The sophistication and flexibility of 3NF and Data Vault models means they can still be technically difficult to consume. Often there are esoteric structures, with many relationships that are complex to navigate. Sometimes there are aspects that still remain open to interpretation, for example when different source systems disagree with each other.
Dimensional models, star schemas and aggregates
Dimensional (also known as star schema) models offer a simplified way to structure data that is the most consumable. They are targeted towards specific reporting needs, and are consequently less flexible than 3NF and DV models. Tight targeting to requirements means that dimensional models represent the ultimate “gold” phase.
Star schemas may contain large volumes of data, so it can be useful to create data aggregations or denormalizations for performance reasons.
If you find that you are creating a lot of sophisticated logic inside a visualization tool, adding an aggregated data model can be beneficial. An aggregated data model can reduce tight coupling between systems, which gives you better long-term flexibility.
Data model types at-a-glance
The chart below shows a summary of the main data model types, in their different phases.

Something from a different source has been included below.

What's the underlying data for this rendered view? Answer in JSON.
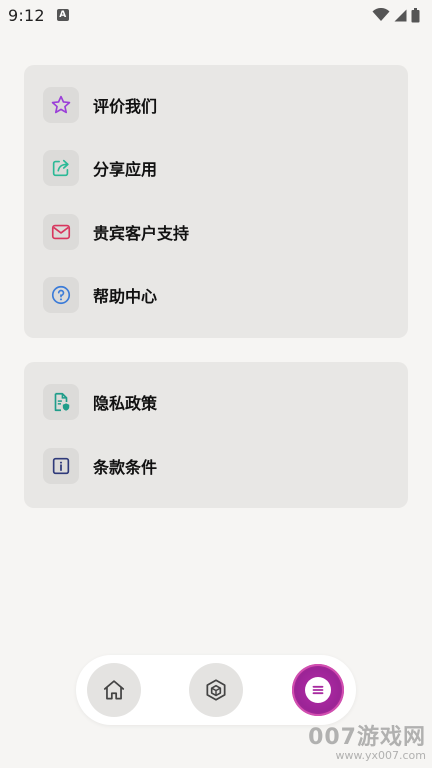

Data models: Nouns and Verbs
The key aspect of gold standard consumability is that everyone is clear what the data is. How it got there is of no concern to the consumer. If reports are wrong, or insights are misleading, business users will not be conciliated to hear that you used the latest and greatest technology, or that the runtimes were exceptionally fast and well tuned.
Good data models are therefore declarative (focusing on the nouns) rather than imperative (focusing on the verbs).
For example, this is a data model. It focuses on what the data looks like:
For example, this is a data model. It focuses on what the data looks like:
There are many nouns in the diagram, explaining what can be found in the data, how the various objects can be uniquely identified, and how they are interrelated.
At the other end of the spectrum, this kind of thing is not a data model:
The few nouns in the above diagram are deceptive. They don’t give any clues as to what you might expect the data to look like. Instead there is a small amount of irrelevant information about how data is copied from place to place.
Similar can happen in the discovery stages of a project. Here are two statements that you might find in an analysis:
Let’s look at examples taken from the framework described above, starting with raw data models.
Raw data models
The raw phase is all about capturing whatever data has been supplied. It might have a well defined data model, whether documented or not. Or it might be semi-structured or even unstructured, in which case you will need to work out how to make the format more accessible.
Data modeling in the raw area is a reactive affair. You can choose to use a predefined model, hoping that incoming data adheres to that model. Or you can choose to use a data model defined at runtime, perhaps by an inferred schema in an external table.
The screenshot below shows what those two choices look like in Matillion ETL.
The initial components on the left copy the source files into cloud storage for ease of use, and for archiving.
In the two subsequent branches on the right:
- The raw_iot_event is a real database table. Data has to be physically loaded. It is therefore followed by a cloud storage load component inside a loop
- The ext_iot_event is an external table, just containing instructions about the location and names of the source files. This is a virtualized, or federated, data source which never needs to be actually loaded
Key characteristics of raw data models are:
- The actual data model is determined by the received data: there is no choice to be made
- This is the first step of data colocation
- There tend to be many single, standalone tables
- Incoming raw data is the ultimate audit trail
There are no typical data transformations at this stage. Nothing is rejected unless it really is physically unreadable
The raw area is all about the mechanics of acquiring the data. Following that, staging starts to be concerned with the question of how the data is supposed to look.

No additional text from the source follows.